Take the “Card Check” issue for example. Federal legislation has been proposed that would make it easier for unions to be formed. A controversial part of the legislation, known as the Employer Free Choice Act, would remove the private ballot from the voting process for unionization.
The MEA has not taken a position on Card Check because some MEA members have a union workforce.
“But a subset of the MEA membership is lobbying against it,” Barr explained.
There are issues on which the MEA took a stand. The group is on record supporting the effort to investigate the funding and construction of a regional intermodal facility. The MEA is on record supporting the funding and construction of Interstate 49.
More recently, the MEA shed part of its low-profile demeanor to encourage the Fort Smith Board of Directors to sell water to municipalities east of Fort Smith. A few city board members, citing their concerns with future water supplies, held up a request to sell the water. The MEA argued publicly that water is a key component of regional economic growth and that the city of Fort Smith had established itself as the regional water provider when it expanded Lake Fort Smith. The MEA support helped move the vote, and the water sale was approved.
MEMBERSHIP DRIVE
Lobbying for more membership is the primary lobbying goal of the MEA these days. It’s Cramer’s top task.
What he is selling is membership to an organization that is well-connected to state and local elected officials, school officials, university officials and other manufacturers.
More specifically:
The EHC “has provided tremendous benefit to all our members for years,” Cramer said.
Many of the worker training programs at the University of Arkansas at Fort Smith were created through collaboration with the MEA. “The leadership courses they (UAFS) offer was part of (an MEA push) and has strengthened” the quality of the workforce, Barr said. The MEA also helped secure state funding for workforce training tuition.
Lobbying at the state and federal level is an activity the MEA hopes to boost. Recent efforts to reduce the sales tax on utility costs has been pushed by the MEA. “That’s an example of an issue we can galvanize our members around,” Barr said.
The networking opportunities are priceless, Cramer said. “We can be a key link to education, to Dr. Beran at UAFS. We can be a key link for our members to the city. We can be a key link to the chamber,” he explained.
Membership also means being part of a group that supports economic development, Cramer said. He said MEA members often meet with executives from companies considering locating an operation in Fort Smith or expanding an existing operation. “As the MEA, we have an obligation to help do that, to help bring in new jobs,” Cramer said.
‘COMMUNITY OF LEADERS’
Preserving existing manufacturing jobs remains top of mind for most MEA members, Hahn admitted. He said most MEA members he visits with are “just trying to stay positive. They are trying to get through this (recession).”
Cramer (pictured at right) said the “big concern” of smaller MEA members is the future of Whirlpool. “Many of them are tied to that plant,” he explained.

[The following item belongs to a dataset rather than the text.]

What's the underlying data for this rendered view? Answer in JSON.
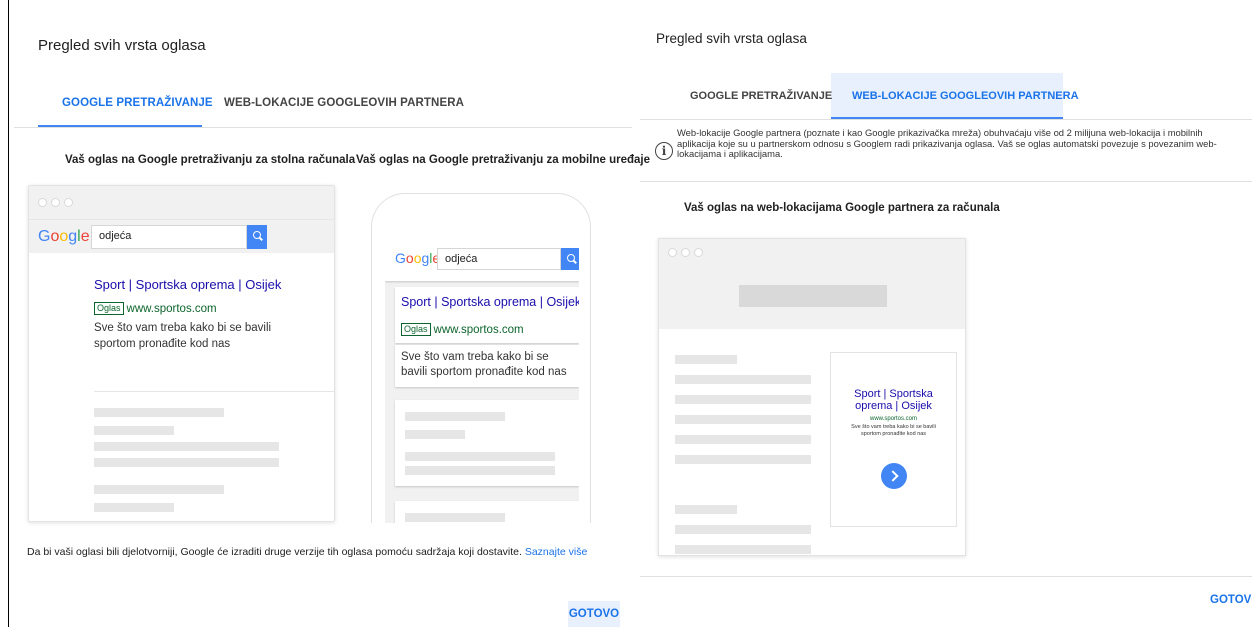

But as serious as conditions are for manufacturers, Cramer retains a good measure of enthusiasm for the past, present and future of the MEA. It seemed in the interview he could barely contain plans for the MEAs 35th anniversary. And despite what could be the biggest post-World War II dip for U.S. manufacturers, Cramer is confident the MEA will be around for at least another 35 years.
“We feel that we’re another important spoke to the community wheel. We do stay out of the limelight, but we are used, we do step up when (the MEA) is needed,” Cramer said. “It’s still a community of leaders.”